“Anyone that gets washed down river, dressed in rags and carrying that sword, has got to have a remarkable story, and I want to hear it.” So quips the man who saves the hero of Mayan Prophecies from drowning. It is with such teasing promise that author Richard Canhan hopes to draw readers into his cautionary tale of global warming, time travel, and end-of-the-world prophecies.
The second chapter, however, might make those readers groan and close the book, as it brings up the old saw about super-beings from beyond the stars seeding Earth with a select race of master builders. Fortunately, Canhan spends but a few sparse pages on this subplot before getting back to his characters and their story, one that, as his hero Austin Jones describes, is about the “ordeal of finding oneself 500 years in the future and not knowing how or why it happened.”
Both the author and the principal character are Australian—Jones a Harvard-educated mining engineer, Canhan a former soldier turned writer. The novel is set in Australia, and most of it takes place in the early twenty-sixth century. There is a touch of the post-apocalyptic Road Warrior and Book of Eli to the story, although Canhan’s characters are, for the most part, enlightened and benign survivors, which should come as a refreshing change for those familiar with the genre.

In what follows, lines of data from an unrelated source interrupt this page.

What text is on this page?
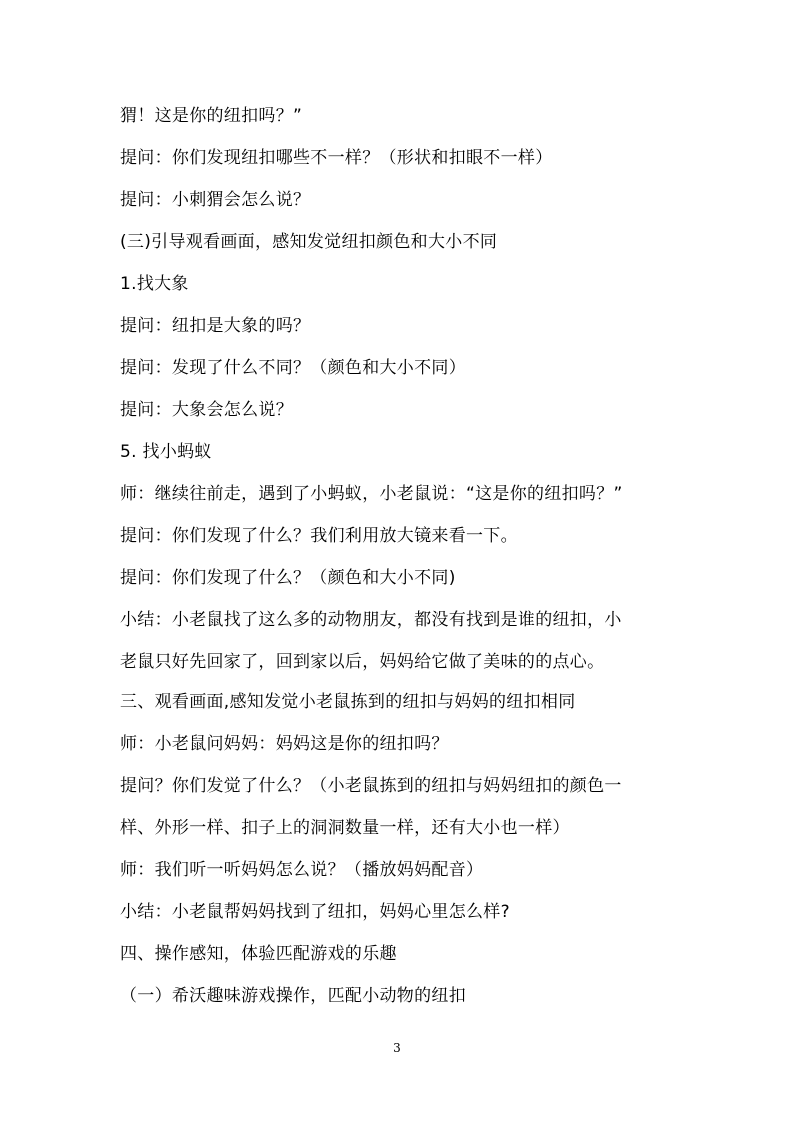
猬！这是你的纽扣吗？”
提问：你们发现纽扣哪些不一样？（形状和扣眼不一样）
提问：小刺猬会怎么说？
(三)引导观看画面，感知发觉纽扣颜色和大小不同
1.找大象
提问：纽扣是大象的吗？
提问：发现了什么不同？（颜色和大小不同）
提问：大象会怎么说？
5. 找小蚂蚁
师：继续往前走，遇到了小蚂蚁，小老鼠说：“这是你的纽扣吗？”
提问：你们发现了什么？我们利用放大镜来看一下。
提问：你们发现了什么？（颜色和大小不同)
小结：小老鼠找了这么多的动物朋友，都没有找到是谁的纽扣，小
老鼠只好先回家了，回到家以后，妈妈给它做了美味的的点心。
三、观看画面,感知发觉小老鼠拣到的纽扣与妈妈的纽扣相同
师：小老鼠问妈妈：妈妈这是你的纽扣吗？
提问？你们发觉了什么？（小老鼠拣到的纽扣与妈妈纽扣的颜色一
样、外形一样、扣子上的洞洞数量一样，还有大小也一样）
师：我们听一听妈妈怎么说？（播放妈妈配音）
小结：小老鼠帮妈妈找到了纽扣，妈妈心里怎么样?
四、操作感知，体验匹配游戏的乐趣
（一）希沃趣味游戏操作，匹配小动物的纽扣
3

The little community into which Austin Jones tumbles becomes galvanized by the hero, who sees the system of time portal tunnels running beneath their enclave as more than just some Alice in Wonderland rabbit holes. As he tells the villagers in his new home: “for some unknown reason, to coin a phrase, we are the chosen ones. We have been given the opportunity and the tools to perform some great tasks for the good of mankind, and we believe one of those tasks is to attempt to change the way the world thinks about global warming and hopefully save the planet from and for mankind.”
Jones, like the author, means well and intends to do good. The story is a little preachy, but Canhan can be forgiven much of that as his intentions are honest and laudable. In the best traditions of science fiction, Canhan is trying to show how bad the future could be if people in the present do nothing to change it.
Though a solid character, Jones is fairly uninspiring, and could grab the reader if Canhan had given him more depth. The same can be said of his loyal follower, Steve (the man who pulled him from the river in the opening chapter), and Steve’s “absolute goddess” of a sister, Darcy, who quite predictably and far too easily becomes Jones’s lover.
There is no real identifiable villain here, and the only tension in the novel comes from wondering when and how—not if—Jones and company will go about their mission to try to save the planet and its inhabitants from themselves. The space travelers do not reappear in the book until the very end, when readers “learn” that they come from Nay-am—which, as most readers will have realized very early on, is “Mayan” spelled backwards.
At 145 pages, Mayan Prophecies is a neat little tale, a quick and easy read with a solid moral. It is interesting and at least mildly entertaining. Canhan is new to the writing game and his heart and conscience are in the right place.